“Valore Cultura”, semaforo verde del Senato

Il Senato ha detto sì. E dopo il via libera il “Decreto Cultura” dovrebbe approdare nell’aula della Camera martedì prossimo, primo ottobre. “Una risposta significativa a un Paese che vuole credere nel futuro ripartendo dai suoi beni comuni”, ha twittato il ministro per i Beni e le Attività culturali Massimo Bray

Varato dal Governo lo scorso 8 agosto, il decreto battezzato come “Valore Cultura” (da intendersi come ”valore aggiunto” per attrarre risorse e rilanciare il Paese) è stato il primo provvedimento interamente dedicato alla cultura e ai beni culturali che un Governo italiano abbia varato negli ultimi 30 anni. E questo ci pare già un risultato, non lo diciamo per minimizzare, ma semplicemente per rimarcare con ciò la nascita (forse) di politiche culturali nel Bel Paese.
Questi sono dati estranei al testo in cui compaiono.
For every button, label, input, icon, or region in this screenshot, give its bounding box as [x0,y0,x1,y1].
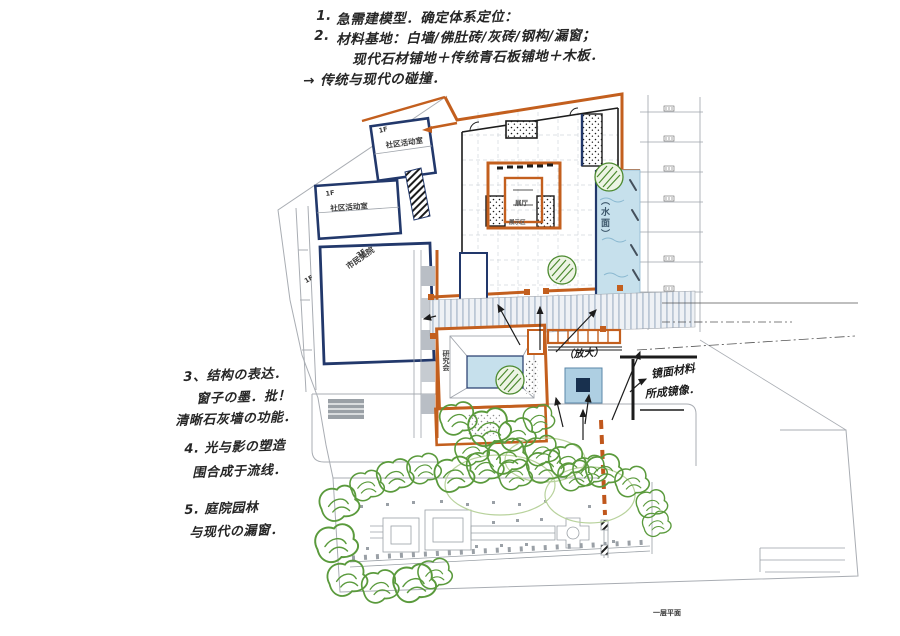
note-arrow-text: → 传统与现代の碰撞． [303,67,446,89]
plaza-stairs [328,399,364,419]
enlarge-note-label: （放大） [563,343,604,361]
exhibition-hall-label: 展厅 [515,197,528,207]
note-4-line1: 4. 光与影の塑造 [184,434,286,457]
note-3-line2: 窗子の墨．批！ [196,385,291,407]
note-1-number: 1. [316,8,332,24]
temple-complex [350,482,845,572]
stipple-room-b [582,114,602,166]
research-pavilion [437,325,548,409]
museum-building [320,243,434,364]
plan-caption: 一层平面 [653,608,681,618]
note-5-line1: 5. 庭院园林 [184,496,259,518]
note-2-number: 2. [314,28,330,44]
hatched-link-wall [405,168,430,220]
note-3-line1: 3、结构の表达． [183,362,288,385]
research-room-label: 研究会 [441,350,451,396]
exhibition-area-label: 展示区 [509,218,526,226]
sketch-page: 1. 急需建模型．确定体系定位： 2. 材料基地：白墙/佛肚砖/灰砖/钢构/漏窗… [0,0,900,636]
floor-1f-label-b: 1F [325,189,335,198]
mirror-pool [565,368,602,403]
dimension-ticks [664,106,674,291]
stipple-room-a [506,121,537,138]
water-label: （水面） [598,196,611,282]
note-4-line2: 围合成于流线． [192,459,287,481]
note-5-line2: 与现代の漏窗． [189,519,284,541]
site-plan-drawing [0,0,900,636]
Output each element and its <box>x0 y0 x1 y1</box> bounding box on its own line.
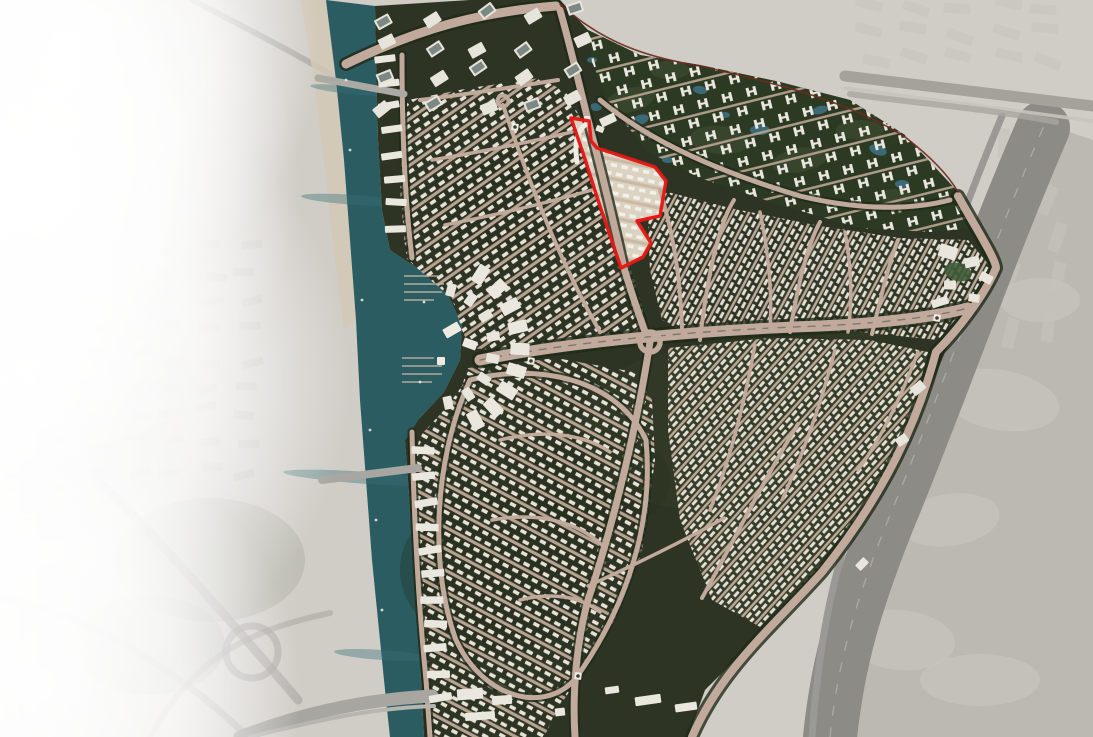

E infatti il Senato, ieri mattina, ha approvato con il solo voto contrario della Lega Nord (che contesta tra l’altro l’abbondanza di fondi versati a Firenze, come se gli 8 milioni per gli Uffizi non fossero ben spesi e non fossero pochi, purtroppo) e l’astensione del M5S.

 

Il relatore, Andrea Marcucci, ha sottolineato che la proposta governativa è volta a garantire misure immediate di tutela, restauro e valorizzazione del patrimonio culturale italiano, in particolare per il sito Unesco delle «Aree archeologiche di Pompei, Ercolano e Torre Annunziata», per la prosecuzione delle attività di inventariazione e digitalizzazione del patrimonio culturale italiano, per l’attuazione del progetto «Nuovi Uffizi» e per la realizzazione del Museo Nazionale dell’Ebraismo Italiano e della Shoah.

Il decreto comprende inoltre disposizioni urgenti per il rilancio del cinema, delle attività musicali e dello spettacolo dal vivo, al fine di rilanciare il settore, ponendo rimedio a condizioni di difficoltà economico-finanziaria e patrimoniale di taluni enti lirici e ripristinando condizioni minime di programmazione e attrattività nel territorio italiano per l’industria di produzione cinematografica.

 

QUI PER APPROFONDIRE I PUNTI SALIENTI DEL DECRETO

 

 

Le dolenti note: per reperire le risorse è previsto l’aumento delle accise per tabacchi, alcool e oli lubrificanti.

 

L’approvazione è un segnale di attenzione alle richieste che ci arrivano di dedicare sempre maggiore attenzione alla cultura”, ha spiegato Massimo Bray in Senato: “Si tratta di un primo provvedimento ma é un provvedimento che crede nella cultura come valore, come collante di un Paese che vuole essere unito e credere unito nel suo futuro”.  Polemiche le reazioni della Lega, in particolare di Cristina Cappellini, assessore alle Culture, Identità e Autonomie di Regione Lombardia: “Una vergogna nel merito e nel metodo l’approvazione del decreto Bray in Senato. Ancora una volta il governo di Roma tradisce Milano e la Lombardia”, ha detto l’assessora per la quale “il risultato é una pioggia di finanziamenti elargiti in nome di mere logiche di partito, alla città di Firenze di Matteo Renzi soprattutto e a molti altri enti a guida Pd”.

 

Sul fronte opposto, nel Pd esultanza per un decreto che segna un’inversione di rotta e porterà ricadute “sull’occupazione e sul turismo”.

 

Ma la realtà non induce né a trionfalismi né alle estremizzazioni di quel partito moderato chiamato Lega Nord, la realtà è che il Decreto cultura per rendersi efficace dovrà scontrarsi contro molti ostacoli: dalla scarsità di mezzi alla giungla burocratica. Ma Bray lo sa: “La scarsità di risorse – ha aggiunto il ministro – é certamente uno dei problemi più urgenti che dobbiamo affrontare ma é anche l’occasione per ripensare la gestione delle forme di utilizzo del denaro pubblico. Sono scelte, quelle approvate oggi, la cui applicazione sarà monitorata e pianificata con rigore. I compiti del ministero – ha concluso il ministro – dovranno essere sempre più orientati non nelle attività amministrative, ma a rendere più agili le procedure di funzionamento del ministero, garantendo l’efficienza delle relazioni con le reti territoriali e promuovendo il dialogo con gli enti locali”.